Musical Moments #33
“The music is slow, often mournful, yet syncopated, with the kind of marching bass behind it that seems to say, in spite of the fate, bad luck, these blues themselves I’m going on. I’m going to get there.”
Langston Hughes
The Ordering of Moses
R. Nathaniel Dett (1882-1943)
R. Nathaniel Dett was a Canadian-American composer, organist, pianist, choir director, and professor. He lived on the Ontario side of Niagara Falls until age eleven when his family moved to the New York side. His first-class education included a Bachelor of Music from Oberlin Conservatory and a Masters’ degree from the Eastman School of Music. He served as a professor for a number of Historically Black Colleges and Universities such as Lane College and Lincoln Institute before settling into a long tenure at Hampton Institute. When not traveling as a recitalist, Dett’s quest for knowledge filled his summer breaks by studying at such prestigious institutions as the Fontainebleau School of Music in Paris with famed composer Nadia Boulanger and at Harvard where his essay "The Emancipation of Negro Music" earned him the esteemed Bowdoin prize, won by other notable recipients such as Ralph Waldo Emerson, Horatio Alger, and John Updike.

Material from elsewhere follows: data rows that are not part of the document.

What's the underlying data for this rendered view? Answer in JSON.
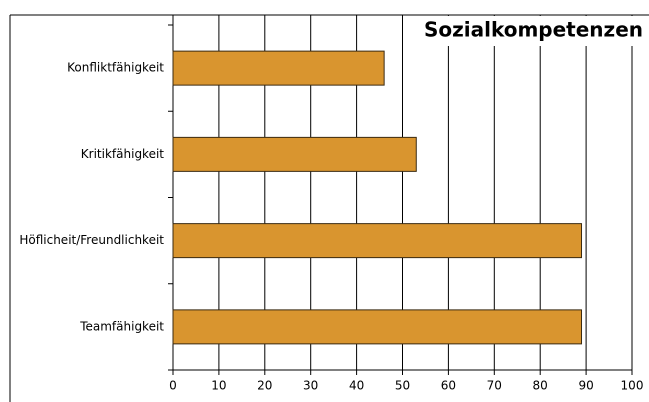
{
  "chart_data": {
    "type": "bar",
    "orientation": "horizontal",
    "title": "Sozialkompetenzen",
    "categories": [
      "Konfliktfähigkeit",
      "Kritikfähigkeit",
      "Höflicheit/Freundlichkeit",
      "Teamfähigkeit"
    ],
    "values": [
      46,
      53,
      89,
      89
    ],
    "color": "#d9952f",
    "xlim": [
      0,
      100
    ],
    "xticks": [
      0,
      10,
      20,
      30,
      40,
      50,
      60,
      70,
      80,
      90,
      100
    ],
    "grid": true
  }
}
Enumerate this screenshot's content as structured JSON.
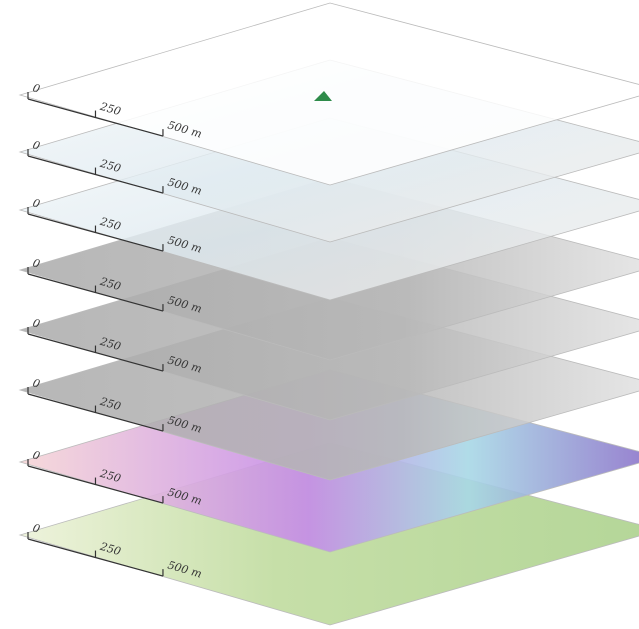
{
  "layers": [
    {
      "scale_labels": [
        "0",
        "250",
        "500 m"
      ]
    },
    {
      "scale_labels": [
        "0",
        "250",
        "500 m"
      ]
    },
    {
      "scale_labels": [
        "0",
        "250",
        "500 m"
      ]
    },
    {
      "scale_labels": [
        "0",
        "250",
        "500 m"
      ]
    },
    {
      "scale_labels": [
        "0",
        "250",
        "500 m"
      ]
    },
    {
      "scale_labels": [
        "0",
        "250",
        "500 m"
      ]
    },
    {
      "scale_labels": [
        "0",
        "250",
        "500 m"
      ]
    },
    {
      "scale_labels": [
        "0",
        "250",
        "500 m"
      ]
    }
  ]
}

Dett expressed his compositional goals in the following way:
We have this wonderful store of folk music—the melodies of an enslaved people…. But this store will be of no value unless we utilize it, unless we treat it in such manner that it can be presented in choral form, in lyric and operatic works, in concertos and suites and salon music—unless our musical architects take the rough timber of Negro themes and fashion from it music which will prove that we, too, have national feelings and characteristics, as have the European peoples whose forms we have zealously followed for so long.
After resigning from the Hampton Institute, Dett served as the choral conductor for NBC radio broadcasts. It was during this period that he wrote the oratorio, The Ordering of Moses, which we are offering today and for two subsequent “Musical Moments.” This work, true to his goals and depicting the Biblical story of Moses, was premiered in May 1937 at the Cincinnati May Festival with a chorus of 350 singers and the Cincinnati Symphony Orchestra.

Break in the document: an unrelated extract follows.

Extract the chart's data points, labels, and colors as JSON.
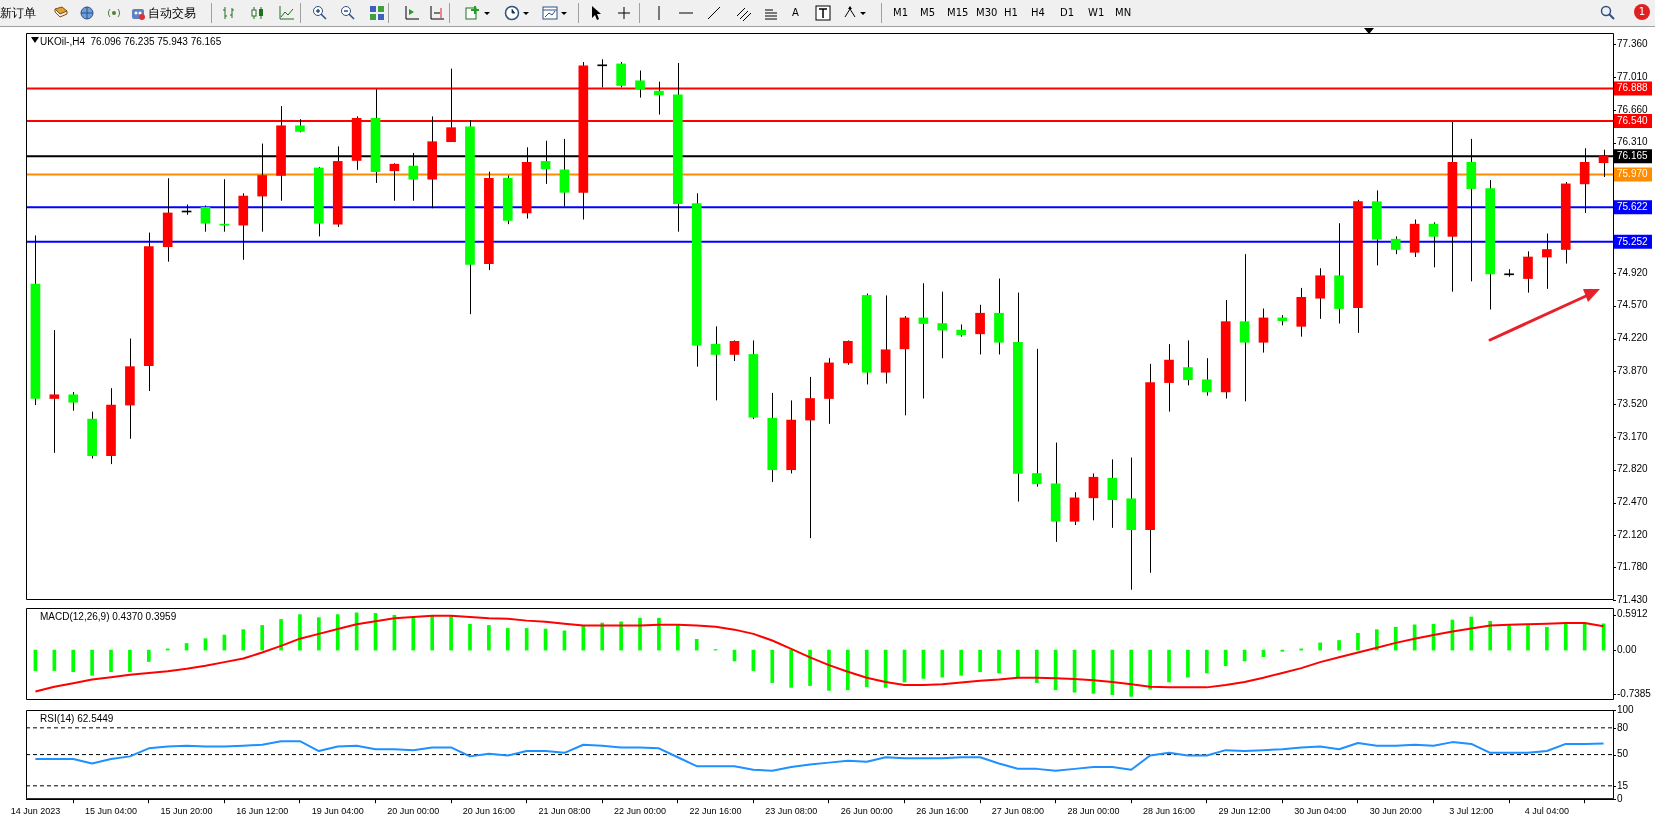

This performance comes from our April 2018 concert where the Bach Festival Choir joined forces with the Bethune Cookman University Concert Choir, Terrance L. Lane conductor. It features soloists soprano Othalie Graham, mezzo-soprano Krysty Swann, tenor Samuel McKelton, bass Kevin Deas, and our principal cellist Brenda Higgins. We hope you enjoy this rarely heard, poignant masterwork.
-John V. Sinclair
“And so by fateful chance the African American folks song…the rhythmic cry of the slave…stands today not simply as the sole American music, but as the beautiful expression of human experience born this side of the seas….It still remains as the singular spiritual heritage of this nation and the greatest gift of the African-American music.”